The South African National Cancer Registry planned to produce reports every three years, in line with the International Agency for Research on Cancer (IARC), he said.
The IARC recommended that cancer incidences should be reported over a period of three to five years, when sufficient numbers of people diagnosed with cancer had accumulated.
According to the Statistics SA report on mortality and causes of death in South Africa, 6.3% of deaths were due to cancers in 2009.
The top 10 cancers for women were breast, cervix, basal cell carcinoma, squamous cell carcinoma of skin, uterus, colorectal, melanoma, oesophagus, non-Hodgkin's lymphoma and cancer where the primary site is unknown.
For men, the top 10 cancers were basal cell carcinoma, prostate, squamous cell carcinoma of the skin, lung, colorectal, oesophagus, bladder, melanoma, Kaposi's sarcoma and cancer where the primary site is unknown, Motsoaledi said.

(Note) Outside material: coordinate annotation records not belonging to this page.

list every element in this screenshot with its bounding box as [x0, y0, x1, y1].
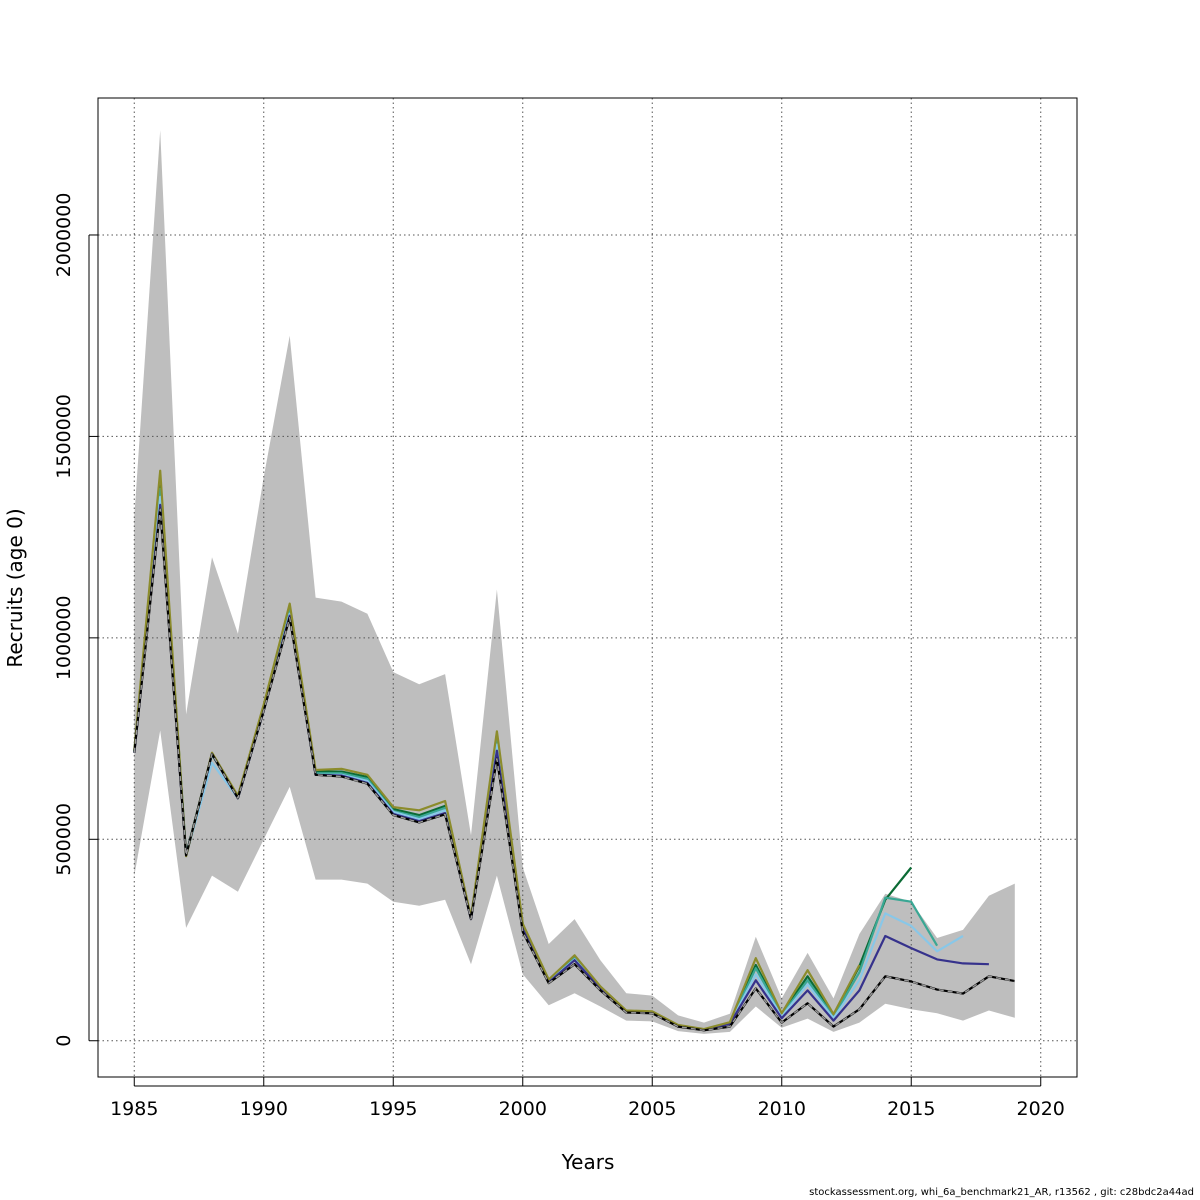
y-tick-label: 2000000 — [53, 193, 75, 278]
x-tick-label: 1995 — [369, 1098, 417, 1120]
confidence-band — [134, 130, 1015, 1034]
plot-area — [98, 98, 1077, 1077]
y-tick-label: 1000000 — [53, 596, 75, 681]
x-tick-label: 2000 — [499, 1098, 547, 1120]
footer-credit: stockassessment.org, whi_6a_benchmark21_… — [809, 1187, 1194, 1198]
y-tick-label: 0 — [53, 1035, 75, 1047]
x-tick-label: 2015 — [887, 1098, 935, 1120]
x-axis-title: Years — [561, 1150, 615, 1174]
series-line-base-dashes — [133, 508, 1015, 1032]
x-tick-label: 2010 — [758, 1098, 806, 1120]
y-tick-label: 1500000 — [53, 394, 75, 479]
x-tick-label: 2005 — [628, 1098, 676, 1120]
x-tick-label: 1985 — [110, 1098, 158, 1120]
x-tick-label: 2020 — [1017, 1098, 1065, 1120]
axes: 1985 1990 1995 2000 2005 2010 2015 2020 0 500000 1… — [53, 97, 1078, 1120]
y-axis-title: Recruits (age 0) — [3, 508, 27, 667]
series-line-5 — [133, 469, 861, 1031]
x-tick-label: 1990 — [240, 1098, 288, 1120]
plot-frame — [97, 97, 1078, 1078]
y-tick-label: 500000 — [53, 803, 75, 876]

Commenting on the reply, Democratic Alliance spokesperson Denise Robinson, said updating the cancer register and mortality statistics was crucial in the fight against cancer, as this information provided focus and direction to health programmes and research.
"According to the SA Health Review published in 2011, 84 180 people were expected to be diagnosed with cancer this year, with the figure rising to 10 9956 by 2025," she said in a statement.
A register would assess the prevalence of the different types of cancer and identify the geographical areas and the demographics associated with the disease.
This information would then be used to drive appropriately directed early detection initiatives, such as awareness campaigns and testing, and to strategically allocate human and medical resources to the correct facilities and areas.
Robinson intended asking Motsoaledi to table a report to the health portfolio committee regarding the steps he was taking to ensure that the data was updated. –Sapa.